As a non-partisan entity, the Nyack Spectrum Newspaper is often careful to take political stances.
However, when an administration imposes a threat to education, a student voice must resound.
At the end of February, the Trump administration launched a federal tip portal to report any instances of DEI in schools.
As proclaimed on the website, enddei.ed.gov, “the U.S. Department of Education is committed to ensuring all students have access to meaningful learning free of divisive ideologies and indoctrination.”
President’s Trump’s executive orders demand the eradication of a number of things in relation to education, including:
Any use of federal funding to promote “gender ideology.”
A host of previously issued guidance documents that touch on:
Transgender equality
Supporting LBGTQIA+ students
Title IX and Sexual Orientation
Any use of federal funding used for DEI training
the Department of Education’s Equity Action Plan
The concept and use of the term “environmental justice”
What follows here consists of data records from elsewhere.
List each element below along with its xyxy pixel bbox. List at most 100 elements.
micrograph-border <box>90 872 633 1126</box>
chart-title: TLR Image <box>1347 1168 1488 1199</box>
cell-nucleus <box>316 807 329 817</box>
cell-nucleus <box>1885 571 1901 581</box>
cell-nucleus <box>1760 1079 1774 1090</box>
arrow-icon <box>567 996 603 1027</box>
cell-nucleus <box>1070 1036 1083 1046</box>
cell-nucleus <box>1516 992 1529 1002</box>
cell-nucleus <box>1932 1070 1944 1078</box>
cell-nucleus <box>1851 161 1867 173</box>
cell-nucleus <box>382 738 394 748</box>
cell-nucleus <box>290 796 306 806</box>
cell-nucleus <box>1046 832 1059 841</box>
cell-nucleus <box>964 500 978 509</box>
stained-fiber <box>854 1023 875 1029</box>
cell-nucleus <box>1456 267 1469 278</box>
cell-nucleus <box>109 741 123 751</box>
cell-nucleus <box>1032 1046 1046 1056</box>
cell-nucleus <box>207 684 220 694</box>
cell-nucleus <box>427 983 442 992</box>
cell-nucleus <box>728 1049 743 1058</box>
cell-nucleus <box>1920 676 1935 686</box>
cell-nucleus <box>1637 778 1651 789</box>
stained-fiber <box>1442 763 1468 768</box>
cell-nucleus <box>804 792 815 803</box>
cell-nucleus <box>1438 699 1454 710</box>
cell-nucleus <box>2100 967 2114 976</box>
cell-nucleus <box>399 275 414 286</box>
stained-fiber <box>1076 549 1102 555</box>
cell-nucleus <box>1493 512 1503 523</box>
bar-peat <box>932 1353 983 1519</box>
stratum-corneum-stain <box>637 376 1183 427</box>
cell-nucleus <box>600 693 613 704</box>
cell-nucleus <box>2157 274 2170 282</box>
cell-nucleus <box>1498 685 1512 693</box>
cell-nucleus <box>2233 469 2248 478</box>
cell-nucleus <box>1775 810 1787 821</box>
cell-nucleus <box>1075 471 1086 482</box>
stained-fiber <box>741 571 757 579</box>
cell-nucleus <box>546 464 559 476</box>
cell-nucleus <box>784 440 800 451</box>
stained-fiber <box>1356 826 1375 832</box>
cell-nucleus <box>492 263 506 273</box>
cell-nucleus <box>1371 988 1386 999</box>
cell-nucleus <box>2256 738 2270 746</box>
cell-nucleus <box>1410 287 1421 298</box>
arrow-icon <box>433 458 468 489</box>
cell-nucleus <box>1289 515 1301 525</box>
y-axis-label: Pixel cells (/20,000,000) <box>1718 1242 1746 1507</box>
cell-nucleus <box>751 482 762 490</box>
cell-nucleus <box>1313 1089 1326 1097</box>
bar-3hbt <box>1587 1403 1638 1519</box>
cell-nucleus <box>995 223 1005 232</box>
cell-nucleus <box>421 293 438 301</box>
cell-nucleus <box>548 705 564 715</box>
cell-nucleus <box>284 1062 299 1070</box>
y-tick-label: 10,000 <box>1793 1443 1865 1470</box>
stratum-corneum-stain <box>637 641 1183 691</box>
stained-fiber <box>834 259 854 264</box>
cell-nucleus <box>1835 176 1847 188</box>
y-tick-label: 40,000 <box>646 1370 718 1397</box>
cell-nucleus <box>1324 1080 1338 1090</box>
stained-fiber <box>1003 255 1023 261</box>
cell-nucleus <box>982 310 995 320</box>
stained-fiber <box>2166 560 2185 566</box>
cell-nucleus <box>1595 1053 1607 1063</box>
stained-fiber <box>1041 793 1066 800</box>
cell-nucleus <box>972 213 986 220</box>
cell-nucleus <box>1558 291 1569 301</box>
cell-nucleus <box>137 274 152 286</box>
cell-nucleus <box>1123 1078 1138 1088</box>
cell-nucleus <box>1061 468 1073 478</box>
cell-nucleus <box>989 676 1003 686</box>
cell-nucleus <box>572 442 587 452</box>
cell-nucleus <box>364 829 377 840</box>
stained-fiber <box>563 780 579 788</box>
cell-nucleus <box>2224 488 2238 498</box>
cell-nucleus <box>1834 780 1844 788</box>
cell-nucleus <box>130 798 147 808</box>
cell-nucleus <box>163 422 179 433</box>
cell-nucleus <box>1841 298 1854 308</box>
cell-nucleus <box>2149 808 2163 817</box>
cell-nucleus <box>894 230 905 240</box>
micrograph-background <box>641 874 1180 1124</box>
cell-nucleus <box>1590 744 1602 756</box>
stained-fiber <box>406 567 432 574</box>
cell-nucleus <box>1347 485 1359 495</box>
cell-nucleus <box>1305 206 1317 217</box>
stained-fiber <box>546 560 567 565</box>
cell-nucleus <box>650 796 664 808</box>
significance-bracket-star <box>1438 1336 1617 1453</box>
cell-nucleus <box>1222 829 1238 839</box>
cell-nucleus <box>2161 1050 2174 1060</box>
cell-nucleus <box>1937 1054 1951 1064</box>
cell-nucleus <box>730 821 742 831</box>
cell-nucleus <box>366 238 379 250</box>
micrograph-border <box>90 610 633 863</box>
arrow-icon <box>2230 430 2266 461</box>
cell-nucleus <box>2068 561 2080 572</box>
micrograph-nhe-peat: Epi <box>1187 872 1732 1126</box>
Despite the obvious threats to free speech, education, and liberty posed by the February 14 DCL and Executive Orders 14003 and 14004, we find the whistleblowing site most concerning.
It reeks of McCarthyism.
McCarthyism, also known as the Second Red Scare, was the political persecution of left-wing politicians, Hollywood stars, and working class citizens through the late 1940s and 1950s. It was a campaign whose aim was to spread fear of communist and Soviet influence on the US populus.
Government officials were often “tipped” about possible communists, who were interrogated, fired, and blacklisted- whether or not they admitted to associating with communism.
Before President Trump’s election, David Folkenflik for NPR recalls, “Trump pledged to toss reporters in jail and strip major television networks of their broadcast licenses as retribution for coverage he didn't like.”
These events and claims starkly mirror the attack on free speech and press in midcentury America, not to mention the loyalty tests, threats, and termination in our highest level of government.
As I watch racial and gender equity initiatives yanked from schools, with claims of “indoctrination” as a justifier, I become increasingly nervous, but remain hopeful. Speech, especially in academia, is one of our most important powers. We must not let it slip away.